KCL also offers a Shakespeare class that meets in the historic Globe Theatre itself.
These kinds of field trips allow students to develop deeper connections to both the course material and the city they’re living in. Seeing these abstract concepts play out in the local community adds a new dimension to classes and is more likely to have a lasting impact on students even after the course ends.
And KCL students see great value in these trips. Beca Williams, a second-year geography student at KCL, said the university’s geography department incorporates field trips into first-year classes. Williams took a course last year where she and her peers explored a London borough being redeveloped as part of a lecture on gentrification.
“To see how the processes you’re reading about actually affect people makes you think more critically about your environment,” Williams said. “Field trips help take the global or theoretical problems you’re learning about in class and make you think about them on the local scale.”
UCLA does a great deal to make the greater LA area accessible to students. This commitment is evident in programs run by department like UCLA Residential Life, Volunteer Center, Center for Community Learning and Transportation.
Most notably, UCLA has engaged in the uberPOOL program as well as subsidized public transportation programs.
And while the university does offer classes with field trips, most of these are service learning classes offered within the Center for Community Learning. Requiring field trip components in courses from a wider range of disciplines would expand the impact of this program.
These great programs make it more affordable for students to leave campus but it is clear Bruins also need more of an incentive to utilize them.
Last year, for example, the Westwood grocery shuttle run by ResLife served 15,638 people.
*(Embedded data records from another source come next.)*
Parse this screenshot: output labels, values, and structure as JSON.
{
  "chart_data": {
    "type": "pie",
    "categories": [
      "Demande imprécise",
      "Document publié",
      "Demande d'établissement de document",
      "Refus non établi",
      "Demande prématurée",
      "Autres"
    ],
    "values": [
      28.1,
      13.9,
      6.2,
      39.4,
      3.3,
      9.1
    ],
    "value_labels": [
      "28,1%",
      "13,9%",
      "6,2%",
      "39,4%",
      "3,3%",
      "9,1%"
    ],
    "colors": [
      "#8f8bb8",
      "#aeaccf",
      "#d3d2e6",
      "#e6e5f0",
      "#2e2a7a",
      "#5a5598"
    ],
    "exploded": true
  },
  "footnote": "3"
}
The weekly shuttle service designed to take students to points of interest in LA, however, was only used by 4,215 people, according to a UCLA statement.
The tremendous disparity in these numbers suggests that while students are going off campus, not many are exploring the greater LA area. Incorporating field trips into the core curriculum would give students the incentive they are lacking. Exploring the city with classmates would also make them more comfortable with venturing out into the city on their own and more likely to utilize the transportation services UCLA provides.
And by requiring field trips in a wider range of classes, Bruins wouldn’t have to travel across the globe to realize the value of exploring the city just outside their college campus.